All bores me in the world of facts, I see an end, a limit to all things and my heart thirsts for the infinite and for eternity. How to speak of the feeling, so serious, that has seized me?.. .Human activity has its greatest efforts always fall back on broken wings. Oh, thus I close my eyes. I do not wish to see, to hear, to love, or to act. Only artistic creation, infinite, unlimited, work of god in man, appears desirable to me. It only is the truth and only it is the illusion...
Why should we do as those who do not have other joys than to believe, as night falls, in their double beds.. .that it is to be great and sanctified by love to jostle the companions of their bed. Our passion must be like our love – illusory and artistic, having no other end than the desire to be beautiful. To remain beautiful in unsated [unstated?] passion...
Oh, If I had been able to realize you with my hand. If the painted canvas was able to give me your dear image. The labor was you ['The Unknown'] the work of art was me – I have kissed your head, I have looked elsewhere.. .You are neither good, nor charitable. You do not know how to love. – You are only great and beautiful. I sacrificed to tenderness and still, my self, you do not know how to love.
You for whom I have looked so hard without ever finding. You whom I have longed for, called after, without ever seeing you come, you who are always present without ever existing – I am writing to you now. You who are basically only myself, but a much bigger and more noble self, an ingenious self, a self far from me, as real as the whole distance between the dream and the reality.
A colossal orange moon rolls as an unbelievable ball against intense blue. The silhouettes of the houses flank this blue on both sides, forming a childishly rigid little frame. As if we witness the birth of the song of flowers which are subordinated to this blue and dominated by the orange moon. [she wrote in 1905]
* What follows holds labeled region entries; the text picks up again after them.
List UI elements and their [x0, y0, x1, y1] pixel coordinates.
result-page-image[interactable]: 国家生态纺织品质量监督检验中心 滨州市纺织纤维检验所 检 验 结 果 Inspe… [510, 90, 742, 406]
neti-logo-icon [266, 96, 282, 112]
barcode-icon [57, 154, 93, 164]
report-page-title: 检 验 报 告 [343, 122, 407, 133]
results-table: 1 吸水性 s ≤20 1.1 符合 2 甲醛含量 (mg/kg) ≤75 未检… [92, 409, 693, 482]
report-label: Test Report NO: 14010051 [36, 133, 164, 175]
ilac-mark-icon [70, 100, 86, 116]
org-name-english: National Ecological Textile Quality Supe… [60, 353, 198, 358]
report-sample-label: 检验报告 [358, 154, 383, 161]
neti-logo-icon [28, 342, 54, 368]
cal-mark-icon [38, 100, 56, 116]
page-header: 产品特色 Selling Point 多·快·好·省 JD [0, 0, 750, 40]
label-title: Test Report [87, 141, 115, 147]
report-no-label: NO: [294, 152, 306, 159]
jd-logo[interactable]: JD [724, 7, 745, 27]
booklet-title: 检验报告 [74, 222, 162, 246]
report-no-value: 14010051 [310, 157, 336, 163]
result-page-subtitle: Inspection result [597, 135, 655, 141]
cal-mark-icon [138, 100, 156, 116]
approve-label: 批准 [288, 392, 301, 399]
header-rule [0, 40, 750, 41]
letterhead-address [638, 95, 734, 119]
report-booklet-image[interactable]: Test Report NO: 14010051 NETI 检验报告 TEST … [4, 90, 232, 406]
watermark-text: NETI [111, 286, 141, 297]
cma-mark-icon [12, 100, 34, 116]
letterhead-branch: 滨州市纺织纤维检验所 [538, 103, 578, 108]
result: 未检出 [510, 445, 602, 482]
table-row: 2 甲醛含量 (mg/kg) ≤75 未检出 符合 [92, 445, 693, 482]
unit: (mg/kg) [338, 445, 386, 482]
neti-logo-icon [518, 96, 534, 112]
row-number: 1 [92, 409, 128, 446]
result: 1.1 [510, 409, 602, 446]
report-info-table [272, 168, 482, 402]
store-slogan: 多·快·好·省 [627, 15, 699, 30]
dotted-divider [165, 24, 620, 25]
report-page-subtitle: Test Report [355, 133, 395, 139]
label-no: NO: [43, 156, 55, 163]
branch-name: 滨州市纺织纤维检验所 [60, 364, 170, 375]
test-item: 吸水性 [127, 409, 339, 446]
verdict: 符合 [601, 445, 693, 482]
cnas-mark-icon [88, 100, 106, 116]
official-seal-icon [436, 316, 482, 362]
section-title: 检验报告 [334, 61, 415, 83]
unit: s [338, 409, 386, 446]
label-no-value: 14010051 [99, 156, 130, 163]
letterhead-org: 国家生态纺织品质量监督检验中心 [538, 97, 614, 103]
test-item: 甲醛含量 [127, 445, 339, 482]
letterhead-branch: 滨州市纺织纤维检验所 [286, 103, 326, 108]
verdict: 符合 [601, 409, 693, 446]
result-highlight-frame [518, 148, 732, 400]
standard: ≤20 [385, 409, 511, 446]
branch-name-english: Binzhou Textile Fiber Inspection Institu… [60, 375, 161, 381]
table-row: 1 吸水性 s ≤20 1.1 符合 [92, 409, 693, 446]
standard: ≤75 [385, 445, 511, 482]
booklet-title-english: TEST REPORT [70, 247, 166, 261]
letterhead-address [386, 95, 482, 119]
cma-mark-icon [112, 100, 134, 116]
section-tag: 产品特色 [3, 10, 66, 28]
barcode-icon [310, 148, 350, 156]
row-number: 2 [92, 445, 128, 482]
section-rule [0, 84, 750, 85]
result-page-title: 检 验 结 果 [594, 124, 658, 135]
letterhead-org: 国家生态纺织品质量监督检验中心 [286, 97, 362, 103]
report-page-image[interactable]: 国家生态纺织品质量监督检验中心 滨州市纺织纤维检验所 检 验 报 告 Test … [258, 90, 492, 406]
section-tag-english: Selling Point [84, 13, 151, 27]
In: Lettres à un Inconnu, (Notebook II, p. 8) - Aux sources de l'expressionnisme. Presentation par Gabrielle Dufour-Kowalska. Klincksieck, 1999. p. 106
A man with taste is the same as a woman with taste. Man invents his home, woman - her dress. Being an artist means having an individual, distinct from all other people's perception and concept of every single thing. Being an artist does not mean possessing a faculty of combining lines and paints, being artful in this or that sort of art, but having a world inside oneself and individual forms to express it.
In: Lettres à un Inconnu, 1902 (Notebook I, p. 234) - Aux sources de l'expressionnisme. Presentation par Gabrielle Dufour-Kowalska. Klincksieck, 1999. p. 101
in German: Ich bin Frau, bin bar jeder Schöpfung. Ich kann verstehen und kann nichts schaffen.. .Mir fehlen die Worte, um meine Ideal auszudücken. Ich suche den Menschen, den Mann, der diesem Ideal Gestalt geben würde. Als Frau, verlangend nach demjenigen, der ihrer inneren Welt Ausdruck geben sollte, traf ich Jawlensky...
I am a woman, I lack every [ability for] creation. I can understand everything and cannot create.. .I don't have the words to express my ideal. I am looking for the person, the man, who can give this ideal form. As a woman, wanting someone who could give the internal world expression, I met Jawlensky...
I love what doesn't exist. I love love that doesn't exist, which extends above you like an invisible city, like uncapturable smoke, a love that evokes a longing for enchanted lands, which fills the head with magical scenes, which confers strength and grandeur, which leads all beings to perfection, which adorns you in marvelous clothes, which increases painting abilities, which crowns you king of all goals, which makes you a god of creation.